John Allison, head of The Firepit, Warner Music
'Build a support network for when the wheels fall off'
Allison has written eloquently on his experience of being diagnosed with ADHD when he was working at Channel 4.
He described his mind as being "like an orchestra, but the conductor’s gone outside for a smoke and never came back, all the musicians are doing their own thing, it’s a cacophony. It can sound chaotic, but if you let the orchestra do their own thing, they can produce the most incredible symphony."
Allison emphasised the importance of playing to your strengths, being mindful and building a support network for when "the wheels fall off". He also discussed his creative partner of 20 years, Chris Bovill, saying that everyone needs a "Good Chris" at work – someone who understands you, your brain, your ways of working and how to work best with you.
When he was diagnosed, Allison said that at last he understood himself. All the chaos and unpredictability made sense. His brain wasn’t broken; he was neurodiverse. He explained: "I’m now BFFs with my brain – brain friends forever."
Oli Monks, founder, Place with Purpose
'Think about creating spaces that are neurodiverse-friendly'
Monks continued the conversation, drawing on his experience as a TEDx speaker to describe his journey into neurodiversity advocacy.

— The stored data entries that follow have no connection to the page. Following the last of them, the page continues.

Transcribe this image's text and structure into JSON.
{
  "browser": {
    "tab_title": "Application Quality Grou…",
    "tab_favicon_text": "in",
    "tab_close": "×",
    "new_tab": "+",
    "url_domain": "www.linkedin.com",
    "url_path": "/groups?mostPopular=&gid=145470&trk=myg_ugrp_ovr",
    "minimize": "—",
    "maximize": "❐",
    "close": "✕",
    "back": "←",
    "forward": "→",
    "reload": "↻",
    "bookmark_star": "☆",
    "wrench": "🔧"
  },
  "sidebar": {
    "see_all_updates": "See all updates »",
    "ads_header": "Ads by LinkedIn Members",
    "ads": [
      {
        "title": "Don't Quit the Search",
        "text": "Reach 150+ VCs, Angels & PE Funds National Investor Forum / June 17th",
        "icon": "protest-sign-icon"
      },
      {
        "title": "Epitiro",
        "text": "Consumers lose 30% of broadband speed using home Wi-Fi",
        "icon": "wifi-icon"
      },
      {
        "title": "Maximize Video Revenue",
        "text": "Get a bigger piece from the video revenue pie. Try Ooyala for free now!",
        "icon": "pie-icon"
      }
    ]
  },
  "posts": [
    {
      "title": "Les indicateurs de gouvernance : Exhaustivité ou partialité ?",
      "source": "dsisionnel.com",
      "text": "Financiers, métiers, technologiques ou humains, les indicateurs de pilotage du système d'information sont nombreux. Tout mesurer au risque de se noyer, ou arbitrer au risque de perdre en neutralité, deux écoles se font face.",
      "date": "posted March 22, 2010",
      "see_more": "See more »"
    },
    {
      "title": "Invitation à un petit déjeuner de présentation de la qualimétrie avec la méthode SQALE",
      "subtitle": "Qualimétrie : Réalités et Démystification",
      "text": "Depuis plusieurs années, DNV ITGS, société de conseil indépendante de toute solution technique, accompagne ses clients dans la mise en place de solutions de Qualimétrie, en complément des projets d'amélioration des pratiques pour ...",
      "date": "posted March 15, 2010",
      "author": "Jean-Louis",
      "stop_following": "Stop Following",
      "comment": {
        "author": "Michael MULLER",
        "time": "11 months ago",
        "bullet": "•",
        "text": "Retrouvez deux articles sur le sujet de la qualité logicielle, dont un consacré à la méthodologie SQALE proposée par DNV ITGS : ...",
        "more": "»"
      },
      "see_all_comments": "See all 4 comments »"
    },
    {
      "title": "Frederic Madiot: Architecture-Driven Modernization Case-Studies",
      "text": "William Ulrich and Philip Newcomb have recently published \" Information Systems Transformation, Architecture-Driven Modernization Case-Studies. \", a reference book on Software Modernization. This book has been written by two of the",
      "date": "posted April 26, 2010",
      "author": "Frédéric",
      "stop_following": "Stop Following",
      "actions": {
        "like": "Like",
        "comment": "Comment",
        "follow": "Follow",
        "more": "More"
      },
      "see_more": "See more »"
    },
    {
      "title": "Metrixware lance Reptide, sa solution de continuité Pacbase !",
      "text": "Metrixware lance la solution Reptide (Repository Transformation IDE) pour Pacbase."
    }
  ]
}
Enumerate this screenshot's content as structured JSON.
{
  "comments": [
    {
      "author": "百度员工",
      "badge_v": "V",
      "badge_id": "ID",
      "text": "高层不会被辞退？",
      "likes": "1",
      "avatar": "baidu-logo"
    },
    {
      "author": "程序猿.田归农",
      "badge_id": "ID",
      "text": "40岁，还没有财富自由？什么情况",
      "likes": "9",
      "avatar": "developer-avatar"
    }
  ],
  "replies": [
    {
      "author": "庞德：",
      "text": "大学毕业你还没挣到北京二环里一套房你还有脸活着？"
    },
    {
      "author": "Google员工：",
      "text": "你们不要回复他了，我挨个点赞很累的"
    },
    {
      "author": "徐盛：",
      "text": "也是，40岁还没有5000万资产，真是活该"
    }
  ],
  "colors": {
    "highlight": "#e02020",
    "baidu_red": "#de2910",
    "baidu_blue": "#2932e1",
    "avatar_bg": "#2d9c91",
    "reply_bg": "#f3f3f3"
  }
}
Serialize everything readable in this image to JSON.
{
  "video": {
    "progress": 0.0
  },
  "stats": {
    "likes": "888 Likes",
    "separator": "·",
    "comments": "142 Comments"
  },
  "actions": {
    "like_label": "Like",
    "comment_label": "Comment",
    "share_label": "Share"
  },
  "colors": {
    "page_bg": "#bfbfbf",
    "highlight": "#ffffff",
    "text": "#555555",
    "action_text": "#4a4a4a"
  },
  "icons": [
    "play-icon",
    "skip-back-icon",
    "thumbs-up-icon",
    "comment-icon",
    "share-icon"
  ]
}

As a neurotypical person whose younger brother Nicki has autism and Crohn’s disease, Monks has used his experience to create Place with Purpose, the first co-working space designed for neurodiverse people. The space minimises the open plan and harsh lighting that are stock features of most offices. According to Monks: "When you design for neurodiversity, everyone wins."
Leena Haque, senior UX designer, BBC
'A small difference can make a huge change'
Haque described her experience of being neurodiverse as "a bit like Alice in Wonderland meets Guantanamo Bay". She added: "It can be incredibly beautiful but, on a sensory level, quite painful at the same time."

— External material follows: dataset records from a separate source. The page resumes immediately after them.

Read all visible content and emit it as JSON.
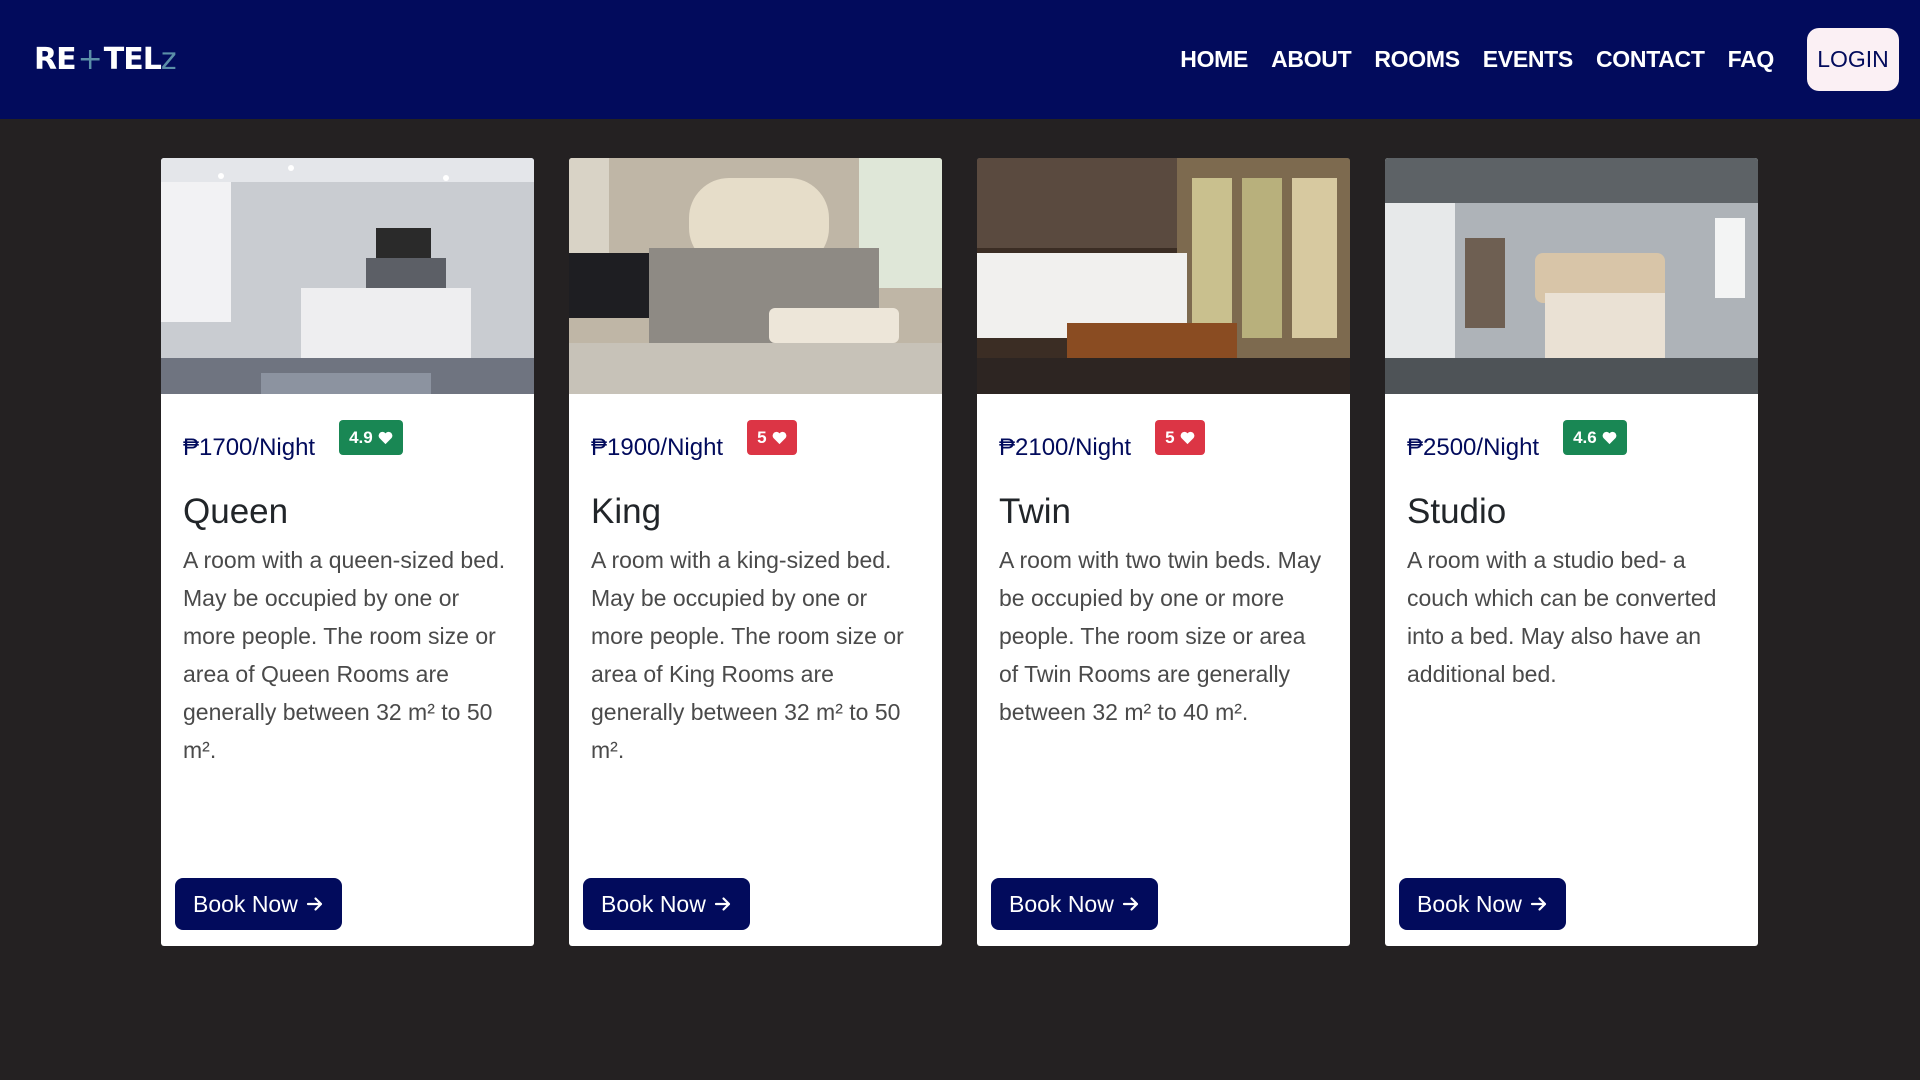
{
  "nav": {
    "brand_re": "RE",
    "brand_plus": "+",
    "brand_tel": "TEL",
    "brand_z": "z",
    "links": [
      "HOME",
      "ABOUT",
      "ROOMS",
      "EVENTS",
      "CONTACT",
      "FAQ"
    ],
    "login": "LOGIN"
  },
  "colors": {
    "navbar": "#020b5c",
    "page_background": "#242122",
    "rating_green": "#198754",
    "rating_red": "#dc3545"
  },
  "rooms": [
    {
      "price": "₱1700/Night",
      "rating": "4.9",
      "rating_color": "green",
      "title": "Queen",
      "description": "A room with a queen-sized bed. May be occupied by one or more people. The room size or area of Queen Rooms are generally between 32 m² to 50 m².",
      "button": "Book Now",
      "image": "bedroom-photo"
    },
    {
      "price": "₱1900/Night",
      "rating": "5",
      "rating_color": "red",
      "title": "King",
      "description": "A room with a king-sized bed. May be occupied by one or more people. The room size or area of King Rooms are generally between 32 m² to 50 m².",
      "button": "Book Now",
      "image": "bedroom-photo"
    },
    {
      "price": "₱2100/Night",
      "rating": "5",
      "rating_color": "red",
      "title": "Twin",
      "description": "A room with two twin beds. May be occupied by one or more people. The room size or area of Twin Rooms are generally between 32 m² to 40 m².",
      "button": "Book Now",
      "image": "bedroom-photo"
    },
    {
      "price": "₱2500/Night",
      "rating": "4.6",
      "rating_color": "green",
      "title": "Studio",
      "description": "A room with a studio bed- a couch which can be converted into a bed. May also have an additional bed.",
      "button": "Book Now",
      "image": "bedroom-photo"
    }
  ]
}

According to Haque, sometimes a small difference can make a huge change. For her, discovering comic books was revelatory. With pictures to help her understand the text, she began reading them at a voracious speed. She went on to successfully graduate from college and now works at the BBC.
Haque works with Sean Gilroy, head of cognitive design at the BBC, on BBC CAPE (Creating A Positive Environment). The initiative aims to improve the support given to neurodivergent employees, as well as highlighting the skills and talents that these individuals can bring to the workforce.

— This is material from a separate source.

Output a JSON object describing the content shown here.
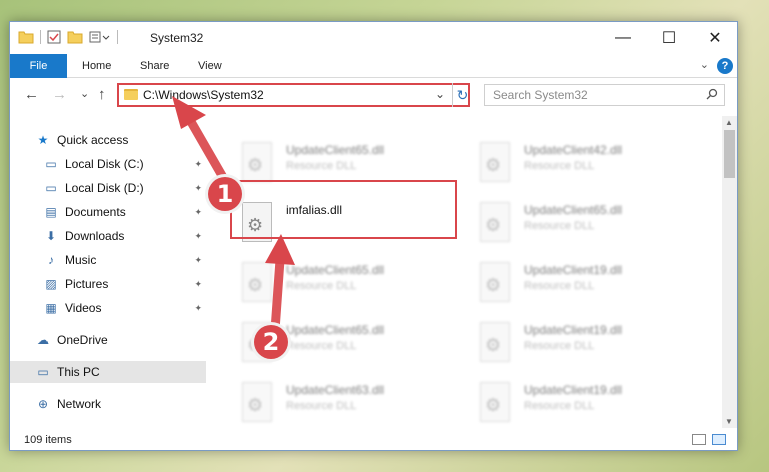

It's a vital initaitive, because only 16% of autistic adults are employed and 32% have ever had what they would describe as meaningful employment.
Michael Vermeersch, digital inclusion lead, Microsoft
'Neurodiversity does not need fixing, it needs empowerment'
Continuing the evening’s theme of triumph over adversity, Vermeersch talked the audience through his mission to enable people to reach their full potential at work, whatever their ability is. In his job at Microsoft, he’s well-placed to advocate for his belief that "neurodiversity does not need fixing, it needs empowerment".
Vermeersch shared an honest and open account of his life. For example, about how his only friend, who had ADHD, liked football, so aged six he studied the rules so that he could play referee. Despite the bullying he endured, he stayed resilient by relating his life to the black-and-white movies he loved so much: the good guy almost always experiences troubles, but they win out in the end.
A common theme throughout the stories of neurodiverse individuals were the coping mechanisms developed to "get by" in life. For Vermeersch, this included helping his bullies with their homework to avoid getting beaten up and later organising parties, which helped him avoid being sociable but gave him social capital due to his organisational skills.
Despite being described as "Marmite" by hisearly bosses and his struggle to find a workplace that enabled him to flourish, Vermeersch has evidently done just that: flourished. After getting diagnosed in 2016, he has found a boss who trusts him and lets him work to his strengths, and soon he will be visiting 10 Downing Street.